Turmoil and anxiety were the norm in that time and place.

Deeply researched and written with verve and energy, The Witches is disturbing on many levels, not least because it shows the credulity of well-educated judges and other respected citizens who should have known better. Skepticism, reason and logic were in painfully short supply in 1692 Salem, even when something as simple as common sense might have averted misguided conclusions.

Why, for example, did judges at the preliminary hearings conclude that screeching victims who suddenly fell silent during the public interrogation of a suspected witch had been struck dumb by the defendant, when it would have been more sensible to assume they had simply chosen silence?
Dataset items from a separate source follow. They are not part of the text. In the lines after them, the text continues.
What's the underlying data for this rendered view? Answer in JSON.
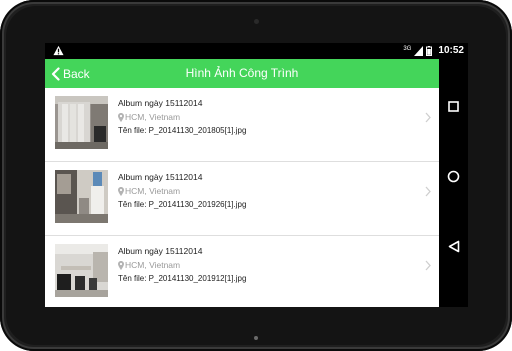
{
  "status_bar": {
    "network": "3G",
    "time": "10:52"
  },
  "app_bar": {
    "back_label": "Back",
    "title": "Hình Ảnh Công Trình",
    "color": "#44d55a"
  },
  "items": [
    {
      "title": "Album ngày 15112014",
      "location": "HCM, Vietnam",
      "file": "Tên file: P_20141130_201805[1].jpg"
    },
    {
      "title": "Album ngày 15112014",
      "location": "HCM, Vietnam",
      "file": "Tên file: P_20141130_201926[1].jpg"
    },
    {
      "title": "Album ngày 15112014",
      "location": "HCM, Vietnam",
      "file": "Tên file: P_20141130_201912[1].jpg"
    }
  ],
  "icons": {
    "status_left": "warning-icon",
    "back": "chevron-left-icon",
    "location": "location-pin-icon",
    "row_action": "chevron-right-icon",
    "nav": [
      "recents-square-icon",
      "home-circle-icon",
      "back-triangle-icon"
    ]
  }
}
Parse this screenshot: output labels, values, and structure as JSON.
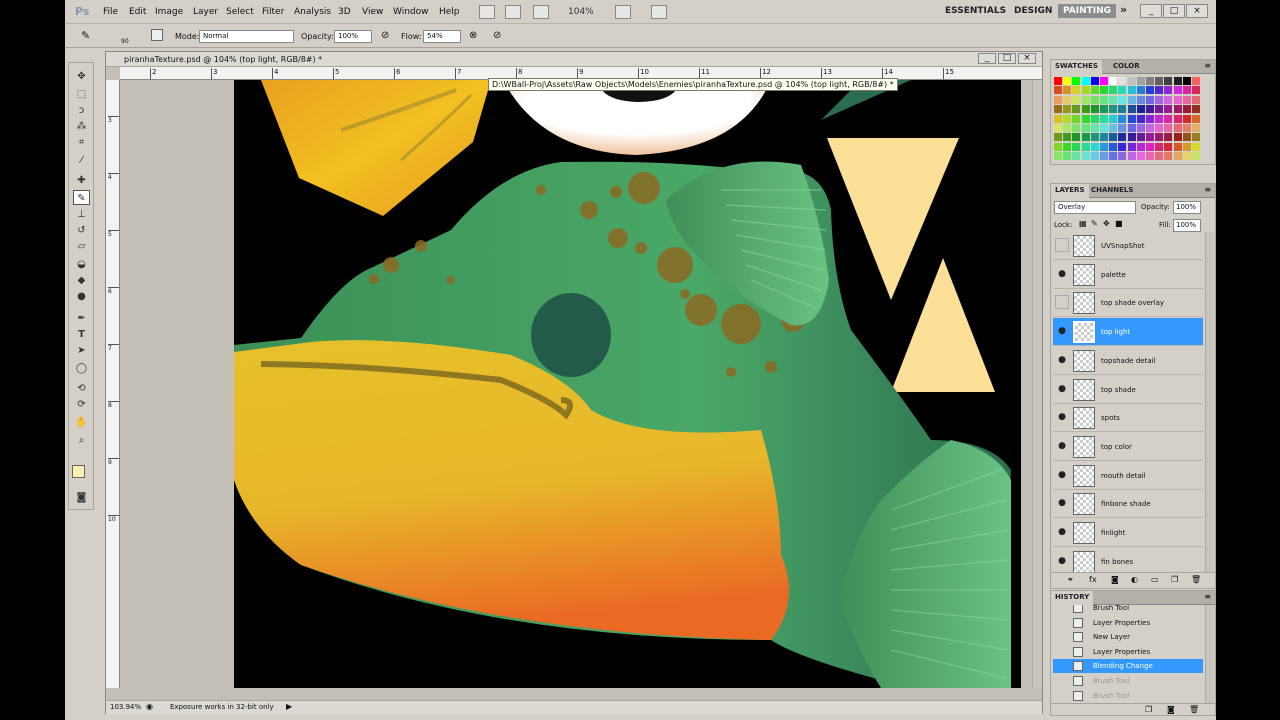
{
  "app": {
    "logo": "Ps"
  },
  "menu": [
    "File",
    "Edit",
    "Image",
    "Layer",
    "Select",
    "Filter",
    "Analysis",
    "3D",
    "View",
    "Window",
    "Help"
  ],
  "zoom": "104%",
  "workspaces": {
    "essentials": "ESSENTIALS",
    "design": "DESIGN",
    "painting": "PAINTING",
    "more": "»"
  },
  "options": {
    "brush_size": "90",
    "mode_label": "Mode:",
    "mode_value": "Normal",
    "opacity_label": "Opacity:",
    "opacity_value": "100%",
    "flow_label": "Flow:",
    "flow_value": "54%"
  },
  "document": {
    "title": "piranhaTexture.psd @ 104% (top light, RGB/8#) *",
    "tooltip": "D:\\WBall-Proj\\Assets\\Raw Objects\\Models\\Enemies\\piranhaTexture.psd @ 104% (top light, RGB/8#) *",
    "zoom_status": "103.94%",
    "status_text": "Exposure works in 32-bit only",
    "ruler_h": [
      "2",
      "3",
      "4",
      "5",
      "6",
      "7",
      "8",
      "9",
      "10",
      "11",
      "12",
      "13",
      "14",
      "15"
    ],
    "ruler_v": [
      "3",
      "4",
      "5",
      "6",
      "7",
      "8",
      "9",
      "10"
    ]
  },
  "swatches_panel": {
    "tabs": [
      "SWATCHES",
      "COLOR"
    ]
  },
  "layers_panel": {
    "tabs": [
      "LAYERS",
      "CHANNELS"
    ],
    "blend_mode": "Overlay",
    "opacity_label": "Opacity:",
    "opacity_value": "100%",
    "lock_label": "Lock:",
    "fill_label": "Fill:",
    "fill_value": "100%",
    "layers": [
      {
        "name": "UVSnapShot",
        "visible": false
      },
      {
        "name": "palette",
        "visible": true
      },
      {
        "name": "top shade overlay",
        "visible": false
      },
      {
        "name": "top light",
        "visible": true,
        "selected": true
      },
      {
        "name": "topshade detail",
        "visible": true
      },
      {
        "name": "top shade",
        "visible": true
      },
      {
        "name": "spots",
        "visible": true
      },
      {
        "name": "top color",
        "visible": true
      },
      {
        "name": "mouth detail",
        "visible": true
      },
      {
        "name": "finbone shade",
        "visible": true
      },
      {
        "name": "finlight",
        "visible": true
      },
      {
        "name": "fin bones",
        "visible": true
      }
    ]
  },
  "history_panel": {
    "tab": "HISTORY",
    "items": [
      {
        "name": "Brush Tool",
        "state": "normal"
      },
      {
        "name": "Layer Properties",
        "state": "normal"
      },
      {
        "name": "New Layer",
        "state": "normal"
      },
      {
        "name": "Layer Properties",
        "state": "normal"
      },
      {
        "name": "Blending Change",
        "state": "selected"
      },
      {
        "name": "Brush Tool",
        "state": "dim"
      },
      {
        "name": "Brush Tool",
        "state": "dim"
      }
    ]
  },
  "colors": {
    "selection": "#3399ff",
    "foreground_swatch": "#fff0b0",
    "background_swatch": "#ffffff"
  }
}
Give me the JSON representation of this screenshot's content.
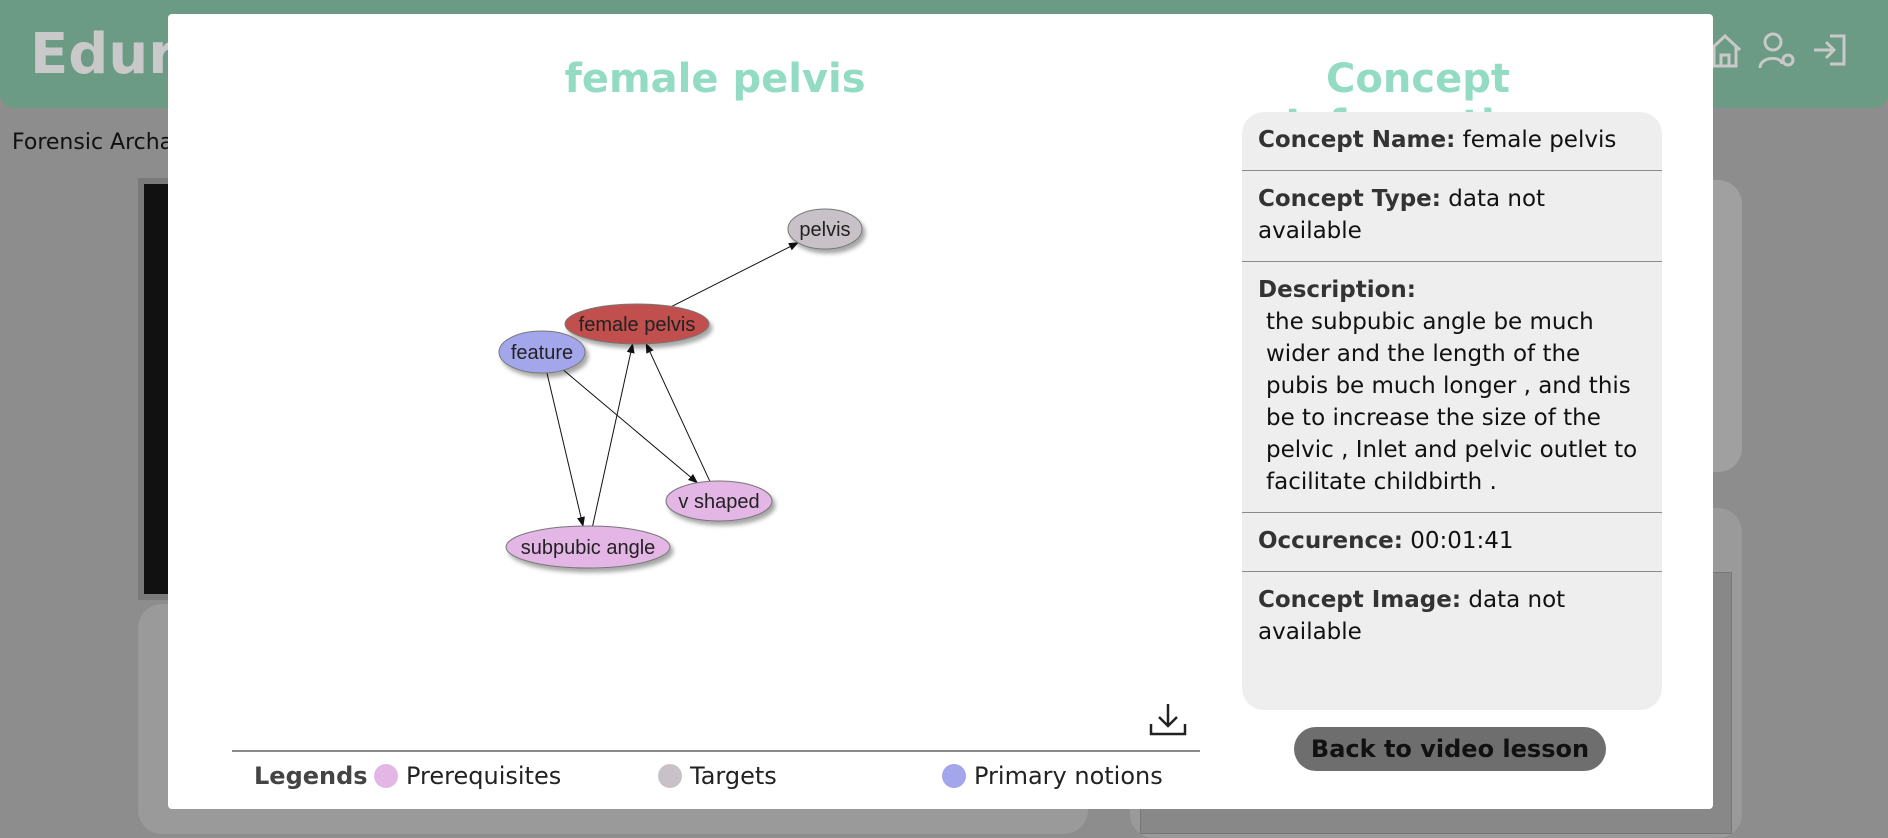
{
  "app": {
    "logo_text": "Edure",
    "breadcrumb": "Forensic Archa"
  },
  "modal": {
    "graph_title": "female pelvis",
    "graph": {
      "nodes": [
        {
          "id": "pelvis",
          "label": "pelvis",
          "role": "target",
          "color": "#c8c2c8"
        },
        {
          "id": "female_pelvis",
          "label": "female pelvis",
          "role": "current",
          "color": "#c0504d"
        },
        {
          "id": "feature",
          "label": "feature",
          "role": "primary",
          "color": "#a4a6ec"
        },
        {
          "id": "v_shaped",
          "label": "v shaped",
          "role": "prerequisite",
          "color": "#e4b6e6"
        },
        {
          "id": "subpubic_angle",
          "label": "subpubic angle",
          "role": "prerequisite",
          "color": "#e4b6e6"
        }
      ],
      "edges": [
        {
          "from": "female_pelvis",
          "to": "pelvis"
        },
        {
          "from": "feature",
          "to": "v_shaped"
        },
        {
          "from": "feature",
          "to": "subpubic_angle"
        },
        {
          "from": "subpubic_angle",
          "to": "female_pelvis"
        },
        {
          "from": "v_shaped",
          "to": "female_pelvis"
        }
      ]
    },
    "download_icon": "download-icon",
    "legends": {
      "title": "Legends",
      "items": [
        {
          "label": "Prerequisites",
          "color": "#e4b6e6"
        },
        {
          "label": "Targets",
          "color": "#c8c2c8"
        },
        {
          "label": "Primary notions",
          "color": "#a4a6ec"
        }
      ]
    },
    "info_title": "Concept Information",
    "info": {
      "name_label": "Concept Name:",
      "name_value": "female pelvis",
      "type_label": "Concept Type:",
      "type_value": "data not available",
      "description_label": "Description:",
      "description_value": "the subpubic angle be much wider and the length of the pubis be much longer , and this be to increase the size of the pelvic , Inlet and pelvic outlet to facilitate childbirth .",
      "occurence_label": "Occurence:",
      "occurence_value": "00:01:41",
      "image_label": "Concept Image:",
      "image_value": "data not available"
    },
    "back_button": "Back to video lesson"
  }
}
Why would suspected witches who insisted they were innocent undermine their case by practicing witchcraft while on trial, tormenting the girls who writhed and screamed before the court? And why were well-regarded women who were supported by reliable character witnesses convicted of witchcraft? The godly and elderly Rebecca Nurse was acquitted, but the verdict caused such pandemonium, including among the judges, that the jury eventually reversed itself without a compelling reason for doing so. Nurse was hanged.

In the end, we are left with the lingering question of why an entire region (the accusations extended beyond Salem) and all ranks of society seemingly descended into a collective madness. Theories abound. Schiff posits that several factors were at play, and they all hinged on one dangerously archaic idea: the firm Puritan belief in witchcraft.

The initial accusers, emotionally repressed girls living in a stiff-backed, strife-torn community, seem to have developed conversion disorder, which the Merriam-Webster dictionary defines as a psychiatric condition in which “bodily symptoms (as paralysis of the limbs) appear without physical basis and that is typically associated with psychological stress or conflict.”

As the accusations proliferated, otherwise sensible people nursing grudges or fearing for their own safety began pointing fingers too. Accusers tried to immunize themselves against charges of witchcraft by claiming they were victims, afflicted by others. Some suspects confessed, knowing that the court, in an amazingly bizarre twist, would spare confessors but convict those who professed their innocence. And the judges in the English colony were desperate to show suspicious authorities in England that Massachusetts was not a rebellious, lawless land, but a loyal colony governed by forceful and decisive officials.

It was, Schiff suggests, a deadly mix of several things: mental illness, superstition, autocratic religious orthodoxy and clear-eyed, deliberate lying by people who realized they had fallen down the rabbit hole. “If you could save your life by admitting that you flew through the air on a pole,” Schiff asks, “wouldn’t you?”